View Full Version : Reverberatory Furnace

02-26-2017, 07:20 PM
I have been researching the reverberatory furnace lately, and looking at various designs. My understanding of this type of furnace is that it produces a consistent heat on all sides of a boiling flask or retort body.

First, I'm curious if this is the correct definition.

Second, has anyone tried the "coffee can forge" as a reverberatory furnace? It's commonly used for metal-smithing, and I've seen some which are designed for refining gold and silver.

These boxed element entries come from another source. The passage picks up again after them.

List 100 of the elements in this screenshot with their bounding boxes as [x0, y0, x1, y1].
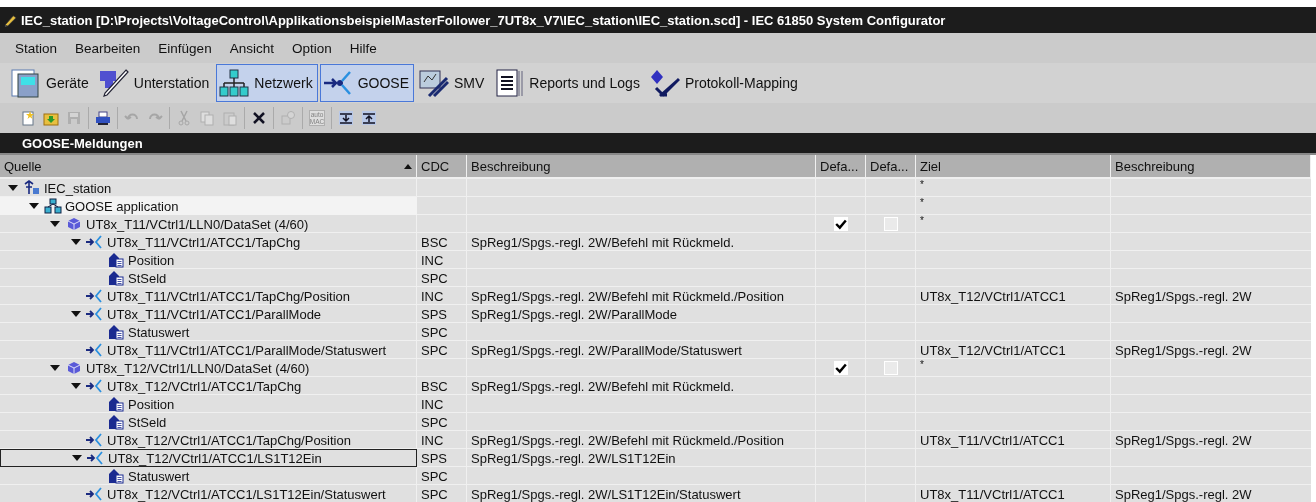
expander-icon[interactable] [50, 219, 60, 229]
tree-node[interactable]: UT8x_T11/VCtrl1/LLN0/DataSet (4/60) [0, 215, 417, 233]
tree-node[interactable]: Statuswert [0, 467, 417, 485]
checkbox[interactable] [834, 361, 848, 375]
description-text: SpReg1/Spgs.-regl. 2W/ParallMode [471, 306, 677, 322]
target-text: UT8x_T11/VCtrl1/ATCC1 [920, 486, 1065, 502]
menu-item[interactable]: Bearbeiten [66, 36, 150, 60]
cube-icon [65, 216, 83, 232]
target-text: * [920, 359, 924, 370]
expand-button[interactable] [336, 108, 356, 128]
cdc-value: INC [421, 252, 444, 268]
view-tab[interactable]: Netzwerk [216, 64, 318, 102]
diamond-check-icon [649, 68, 680, 98]
cdc-value: SPC [421, 414, 448, 430]
view-tab[interactable]: GOOSE [319, 64, 414, 102]
column-header[interactable]: CDC [417, 155, 467, 177]
pen-icon [98, 68, 129, 98]
column-header[interactable]: Quelle [0, 155, 417, 177]
data-object-icon [107, 252, 125, 268]
column-header[interactable]: Ziel [916, 155, 1111, 177]
target-text: UT8x_T11/VCtrl1/ATCC1 [920, 432, 1065, 448]
description-text: SpReg1/Spgs.-regl. 2W/Befehl mit Rückmeld./Position [471, 288, 784, 304]
view-tab[interactable]: Protokoll-Mapping [646, 64, 803, 102]
print-button[interactable] [93, 108, 113, 128]
cdc-value: SPC [421, 342, 448, 358]
expander-icon[interactable] [50, 363, 60, 373]
open-folder-icon [43, 110, 59, 126]
cube-icon [65, 360, 83, 376]
goose-icon [86, 432, 104, 448]
cdc-value: INC [421, 432, 444, 448]
view-tab[interactable]: Unterstation [95, 64, 215, 102]
tree-node[interactable]: GOOSE application [0, 197, 417, 215]
menu-item[interactable]: Option [282, 36, 341, 60]
column-header[interactable]: Beschreibung [1111, 155, 1311, 177]
tree-node[interactable]: Position [0, 251, 417, 269]
view-tab[interactable]: Geräte [8, 64, 94, 102]
expander-icon[interactable] [71, 381, 81, 391]
tree-node[interactable]: UT8x_T12/VCtrl1/LLN0/DataSet (4/60) [0, 359, 417, 377]
data-object-icon [107, 468, 125, 484]
document-icon [494, 68, 525, 98]
target-text: * [920, 215, 924, 226]
network-icon [219, 68, 250, 98]
column-header[interactable]: Beschreibung [467, 155, 816, 177]
tree-node[interactable]: UT8x_T11/VCtrl1/ATCC1/TapChg/Position [0, 287, 417, 305]
goose-icon [86, 342, 104, 358]
collapse-button[interactable] [359, 108, 379, 128]
tree-node[interactable]: Statuswert [0, 323, 417, 341]
goose-icon [86, 234, 104, 250]
menu-item[interactable]: Station [6, 36, 67, 60]
tree-node[interactable]: IEC_station [0, 179, 417, 197]
checkbox[interactable] [834, 217, 848, 231]
expander-icon[interactable] [71, 309, 81, 319]
description-text: SpReg1/Spgs.-regl. 2W/Befehl mit Rückmeld./Position [471, 432, 784, 448]
expander-icon[interactable] [8, 183, 18, 193]
copy-icon [199, 110, 215, 126]
checkbox[interactable] [884, 361, 898, 375]
tree-node[interactable]: UT8x_T12/VCtrl1/ATCC1/TapChg/Position [0, 431, 417, 449]
view-tab[interactable]: Reports und Logs [491, 64, 645, 102]
target-description-text: SpReg1/Spgs.-regl. 2W [1115, 342, 1252, 358]
checkbox[interactable] [884, 217, 898, 231]
tree-node[interactable]: UT8x_T12/VCtrl1/ATCC1/LS1T12Ein/Statuswert [0, 485, 417, 502]
column-header[interactable]: Defa... [866, 155, 916, 177]
data-object-icon [107, 414, 125, 430]
cdc-value: BSC [421, 234, 448, 250]
tree-node[interactable]: StSeld [0, 413, 417, 431]
cut-icon [176, 110, 192, 126]
tree-node[interactable]: UT8x_T12/VCtrl1/ATCC1/LS1T12Ein [0, 449, 417, 467]
goose-icon [86, 486, 104, 502]
tree-node[interactable]: UT8x_T12/VCtrl1/ATCC1/TapChg [0, 377, 417, 395]
sort-arrow-icon [404, 163, 412, 169]
target-text: UT8x_T12/VCtrl1/ATCC1 [920, 342, 1066, 358]
target-text: * [920, 179, 924, 190]
menu-item[interactable]: Ansicht [220, 36, 283, 60]
cdc-value: SPC [421, 468, 448, 484]
expander-icon[interactable] [72, 453, 82, 463]
view-tab[interactable]: SMV [416, 64, 490, 102]
cdc-value: SPC [421, 486, 448, 502]
expand-icon [338, 110, 354, 126]
column-header[interactable]: Defa... [816, 155, 866, 177]
save-icon [66, 110, 82, 126]
expander-icon[interactable] [29, 201, 39, 211]
menu-item[interactable]: Einfügen [149, 36, 221, 60]
goose-icon [86, 378, 104, 394]
panel-title: GOOSE-Meldungen [22, 135, 143, 151]
tree-node[interactable]: UT8x_T11/VCtrl1/ATCC1/ParallMode/Statuswert [0, 341, 417, 359]
description-text: SpReg1/Spgs.-regl. 2W/Befehl mit Rückmeld. [471, 234, 734, 250]
expander-icon[interactable] [71, 237, 81, 247]
cdc-value: SPS [421, 306, 447, 322]
target-description-text: SpReg1/Spgs.-regl. 2W [1115, 486, 1252, 502]
device-icon [11, 68, 41, 98]
tree-node[interactable]: UT8x_T11/VCtrl1/ATCC1/TapChg [0, 233, 417, 251]
description-text: SpReg1/Spgs.-regl. 2W/Befehl mit Rückmeld. [471, 378, 734, 394]
tree-node[interactable]: UT8x_T11/VCtrl1/ATCC1/ParallMode [0, 305, 417, 323]
menu-item[interactable]: Hilfe [340, 36, 386, 60]
data-object-icon [107, 396, 125, 412]
cdc-value: BSC [421, 378, 448, 394]
network-icon [44, 198, 62, 214]
tree-node[interactable]: StSeld [0, 269, 417, 287]
print-icon [95, 110, 111, 126]
tree-node[interactable]: Position [0, 395, 417, 413]
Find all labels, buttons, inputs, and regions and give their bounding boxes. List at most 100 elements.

The image is what I have in mind for the basic design/structure, but I would make a few adjustments. Thicker walls, a lid for the flask neck, and maybe a second fuel source if the furnace heats unevenly.

02-26-2017, 07:55 PM
I've got a lot of experience with these improvised furnaces, they are the ones I use the most. I make them out of steel cans of several sizes (the biggest one was made out of one of those large steel garbage cans that are still used in many houses; the smallest one was out of a large can of split peas.) They are usually employed for experiments involving high temperatures with crucibles or cementing pots, but they certainly can be adapted to work with distillation flasks/bottles. Just be careful with the heat regulation or the glass will melt. It is better to do like the old-timers did and apply a generous coat of a refractory paste on the part of the glass vessels that are going to be exposed to the intense heat, that way if the glass actually melts, the refractory coating will hold it and prevent it from falling to the bottom of the furnace, thus making a mess of it, which will have to be repaired.

02-26-2017, 08:51 PM
In the reverbatory funace, the fire exhaust gases come in contact with the substance being calcined. This may play an important role for some operations.

02-26-2017, 09:07 PM
Interesting, Mr. theFool. I'll have to consider that for the calcinations. Maybe I can set it up to take multiple fuel sources -- propane and charcoal with a blower instead of a torch head... thanks

02-26-2017, 11:09 PM
Just be careful with the heat regulation or the glass will melt.

This is something I hadn't considered. Thanks.